The authors say that the AD-BXD panel reflects a brand new instrument for better understanding that the heterogeneous nature of aging and AD, and for precisely identifying molecular factors that lead to resilience to hereditary and environmental disease risk factors.

“The capability to simulate genetic predisposition and its impact on multiple facets of disease risk and durability in transgenic mice in a robust and reproducible way will allow the research community to find out a great deal more about the complex character of Alzheimer’s a lot faster,” says Suzana Petanceska, Ph.D., program manager in the NIA division of neuroscience, who manages the Resilience-AD application. “This new source increases the set of fresh NIA/NIH programs generating information, analytical, and research programs needed to enable more efficient and predictive drug development for Alzheimer’s.”

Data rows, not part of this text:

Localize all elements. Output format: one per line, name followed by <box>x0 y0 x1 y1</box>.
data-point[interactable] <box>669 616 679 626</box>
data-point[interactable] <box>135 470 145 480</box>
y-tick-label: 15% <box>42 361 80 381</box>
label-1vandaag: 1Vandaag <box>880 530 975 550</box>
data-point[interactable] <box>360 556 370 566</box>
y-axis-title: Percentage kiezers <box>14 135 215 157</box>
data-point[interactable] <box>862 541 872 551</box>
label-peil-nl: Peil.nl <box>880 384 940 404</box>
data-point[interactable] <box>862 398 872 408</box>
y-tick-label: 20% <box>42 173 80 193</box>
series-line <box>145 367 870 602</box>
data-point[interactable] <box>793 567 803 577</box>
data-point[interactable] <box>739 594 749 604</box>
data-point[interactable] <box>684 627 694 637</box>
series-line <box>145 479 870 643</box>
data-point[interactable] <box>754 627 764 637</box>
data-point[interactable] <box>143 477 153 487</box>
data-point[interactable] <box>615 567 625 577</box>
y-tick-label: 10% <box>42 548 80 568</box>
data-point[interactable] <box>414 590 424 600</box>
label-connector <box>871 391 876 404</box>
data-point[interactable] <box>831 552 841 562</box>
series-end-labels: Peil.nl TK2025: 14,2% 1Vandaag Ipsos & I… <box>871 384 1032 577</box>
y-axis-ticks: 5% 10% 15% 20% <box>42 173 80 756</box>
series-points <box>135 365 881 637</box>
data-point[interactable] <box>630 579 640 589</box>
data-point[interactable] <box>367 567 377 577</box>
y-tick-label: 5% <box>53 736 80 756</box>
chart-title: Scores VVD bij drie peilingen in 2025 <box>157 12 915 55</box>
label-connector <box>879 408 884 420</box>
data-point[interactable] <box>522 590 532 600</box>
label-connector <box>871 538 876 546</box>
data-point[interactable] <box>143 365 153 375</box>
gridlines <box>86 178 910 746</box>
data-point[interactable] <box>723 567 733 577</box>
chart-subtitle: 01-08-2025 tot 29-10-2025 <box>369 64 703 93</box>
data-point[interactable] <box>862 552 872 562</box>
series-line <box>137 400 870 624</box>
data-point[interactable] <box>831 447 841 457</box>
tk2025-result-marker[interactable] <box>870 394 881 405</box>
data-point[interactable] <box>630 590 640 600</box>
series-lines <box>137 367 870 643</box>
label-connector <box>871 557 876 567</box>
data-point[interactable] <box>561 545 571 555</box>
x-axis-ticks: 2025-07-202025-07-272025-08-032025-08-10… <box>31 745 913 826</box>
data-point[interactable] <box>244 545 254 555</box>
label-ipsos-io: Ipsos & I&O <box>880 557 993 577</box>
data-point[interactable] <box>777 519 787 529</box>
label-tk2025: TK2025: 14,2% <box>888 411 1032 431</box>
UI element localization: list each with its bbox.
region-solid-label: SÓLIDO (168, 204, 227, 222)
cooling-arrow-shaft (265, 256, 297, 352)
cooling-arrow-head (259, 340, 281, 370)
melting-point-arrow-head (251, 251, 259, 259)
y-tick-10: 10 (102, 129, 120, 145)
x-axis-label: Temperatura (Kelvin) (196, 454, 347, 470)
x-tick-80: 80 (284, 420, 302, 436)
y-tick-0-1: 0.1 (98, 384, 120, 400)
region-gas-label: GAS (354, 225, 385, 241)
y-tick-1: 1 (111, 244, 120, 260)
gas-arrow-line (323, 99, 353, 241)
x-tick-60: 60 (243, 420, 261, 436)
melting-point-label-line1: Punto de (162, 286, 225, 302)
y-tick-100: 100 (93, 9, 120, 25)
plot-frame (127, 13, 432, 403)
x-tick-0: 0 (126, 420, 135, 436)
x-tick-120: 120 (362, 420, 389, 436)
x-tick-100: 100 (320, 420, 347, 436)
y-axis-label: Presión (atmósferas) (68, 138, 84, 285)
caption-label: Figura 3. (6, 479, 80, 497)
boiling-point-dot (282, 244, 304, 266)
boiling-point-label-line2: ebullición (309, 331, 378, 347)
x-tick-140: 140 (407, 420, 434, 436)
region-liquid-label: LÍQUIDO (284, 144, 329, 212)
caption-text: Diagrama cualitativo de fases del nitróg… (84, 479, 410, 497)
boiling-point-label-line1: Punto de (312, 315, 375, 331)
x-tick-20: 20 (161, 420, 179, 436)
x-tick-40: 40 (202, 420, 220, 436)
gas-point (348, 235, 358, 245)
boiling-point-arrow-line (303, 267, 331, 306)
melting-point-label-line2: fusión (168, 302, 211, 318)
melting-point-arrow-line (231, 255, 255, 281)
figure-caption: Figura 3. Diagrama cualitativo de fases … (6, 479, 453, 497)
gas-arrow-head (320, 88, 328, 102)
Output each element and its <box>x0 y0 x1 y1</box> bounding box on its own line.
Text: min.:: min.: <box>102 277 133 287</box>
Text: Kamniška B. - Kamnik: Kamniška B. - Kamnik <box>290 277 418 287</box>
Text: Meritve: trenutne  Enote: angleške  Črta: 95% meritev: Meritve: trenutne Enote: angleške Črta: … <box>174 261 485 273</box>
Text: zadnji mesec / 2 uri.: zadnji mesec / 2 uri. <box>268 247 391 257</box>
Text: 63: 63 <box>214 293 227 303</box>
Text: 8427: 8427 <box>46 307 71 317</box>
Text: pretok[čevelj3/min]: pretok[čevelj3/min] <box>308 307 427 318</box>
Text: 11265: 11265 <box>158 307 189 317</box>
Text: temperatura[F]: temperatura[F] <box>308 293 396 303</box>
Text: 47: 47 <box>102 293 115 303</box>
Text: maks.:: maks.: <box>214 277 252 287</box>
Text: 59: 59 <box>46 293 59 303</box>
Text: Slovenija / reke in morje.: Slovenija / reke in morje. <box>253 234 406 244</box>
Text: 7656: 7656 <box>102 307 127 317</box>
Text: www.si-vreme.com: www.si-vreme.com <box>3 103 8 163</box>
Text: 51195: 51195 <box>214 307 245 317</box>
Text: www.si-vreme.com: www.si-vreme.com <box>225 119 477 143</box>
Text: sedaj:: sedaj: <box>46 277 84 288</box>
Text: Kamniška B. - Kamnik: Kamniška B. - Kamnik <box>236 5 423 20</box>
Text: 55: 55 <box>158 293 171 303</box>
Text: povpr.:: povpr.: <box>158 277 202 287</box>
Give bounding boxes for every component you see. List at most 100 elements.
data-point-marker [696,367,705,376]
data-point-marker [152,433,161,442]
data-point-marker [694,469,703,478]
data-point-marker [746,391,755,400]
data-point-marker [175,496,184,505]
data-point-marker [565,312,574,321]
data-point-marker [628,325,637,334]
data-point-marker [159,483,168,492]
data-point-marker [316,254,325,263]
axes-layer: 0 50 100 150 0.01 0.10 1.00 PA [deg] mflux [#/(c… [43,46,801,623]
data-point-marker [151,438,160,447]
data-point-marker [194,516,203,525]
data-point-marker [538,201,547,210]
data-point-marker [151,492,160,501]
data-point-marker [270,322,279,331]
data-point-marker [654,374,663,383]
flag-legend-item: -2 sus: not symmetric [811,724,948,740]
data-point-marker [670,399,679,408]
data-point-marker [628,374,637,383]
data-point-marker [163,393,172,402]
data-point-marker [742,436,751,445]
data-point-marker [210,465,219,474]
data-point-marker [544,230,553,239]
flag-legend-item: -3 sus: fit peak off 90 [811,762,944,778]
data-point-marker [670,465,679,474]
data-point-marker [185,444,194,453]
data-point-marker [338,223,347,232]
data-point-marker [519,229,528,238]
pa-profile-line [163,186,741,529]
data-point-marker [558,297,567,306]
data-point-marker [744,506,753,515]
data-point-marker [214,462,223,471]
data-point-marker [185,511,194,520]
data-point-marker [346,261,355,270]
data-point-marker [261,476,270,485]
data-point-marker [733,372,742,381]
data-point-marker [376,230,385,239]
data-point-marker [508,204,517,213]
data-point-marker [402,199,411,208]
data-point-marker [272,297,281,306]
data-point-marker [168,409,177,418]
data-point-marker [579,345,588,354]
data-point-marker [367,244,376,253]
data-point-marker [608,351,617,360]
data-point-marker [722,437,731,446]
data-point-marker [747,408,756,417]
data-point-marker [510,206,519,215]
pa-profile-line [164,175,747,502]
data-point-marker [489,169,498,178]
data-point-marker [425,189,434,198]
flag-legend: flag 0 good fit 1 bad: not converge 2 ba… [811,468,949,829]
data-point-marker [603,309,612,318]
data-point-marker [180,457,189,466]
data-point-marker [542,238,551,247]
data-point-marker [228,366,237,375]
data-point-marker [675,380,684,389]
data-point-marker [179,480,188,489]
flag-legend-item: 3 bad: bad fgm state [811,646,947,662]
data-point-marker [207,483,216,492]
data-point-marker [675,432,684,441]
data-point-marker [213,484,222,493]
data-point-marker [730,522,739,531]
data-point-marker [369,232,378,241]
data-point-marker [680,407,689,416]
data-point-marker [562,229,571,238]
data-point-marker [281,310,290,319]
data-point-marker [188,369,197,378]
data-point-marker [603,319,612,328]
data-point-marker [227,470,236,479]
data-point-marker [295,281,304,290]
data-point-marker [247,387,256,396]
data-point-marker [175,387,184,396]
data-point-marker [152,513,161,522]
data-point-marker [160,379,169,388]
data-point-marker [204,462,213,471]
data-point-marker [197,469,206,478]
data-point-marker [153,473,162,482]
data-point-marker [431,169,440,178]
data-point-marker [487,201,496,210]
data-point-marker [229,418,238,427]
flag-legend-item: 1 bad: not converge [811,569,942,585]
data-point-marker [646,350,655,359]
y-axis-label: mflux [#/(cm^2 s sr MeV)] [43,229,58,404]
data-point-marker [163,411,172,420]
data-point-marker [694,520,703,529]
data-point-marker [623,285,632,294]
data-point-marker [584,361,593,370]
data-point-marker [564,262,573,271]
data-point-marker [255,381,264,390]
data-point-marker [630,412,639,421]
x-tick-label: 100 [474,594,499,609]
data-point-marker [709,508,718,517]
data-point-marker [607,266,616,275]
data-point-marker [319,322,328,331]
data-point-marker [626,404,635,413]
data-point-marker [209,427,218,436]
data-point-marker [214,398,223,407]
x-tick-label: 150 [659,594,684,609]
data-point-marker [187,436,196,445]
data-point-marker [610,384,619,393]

The researchers introduced a novel AD mouse population as an advanced and reproducible resource for the study of mechanisms underlying AD and gives proof that preclinical models incorporating genetic diversity may better interpret to human disease, increasing their usability for precision medication search for AD.

AD is an irreversible, progressive brain disease that gradually destroys thinking and memory skills and, eventually, the capacity to carry out simple tasks.

Dr. Kaczorowski’s team is one of 10 multidisciplinary and multi-institutional research teams supported via the Resilience-AD program, among a collection of NIA-supported open-science consortia. Resilience-AD, established in 2017, aims to address why and how a few individuals stay dementia-free despite being high genetic or biomarker risk of AD.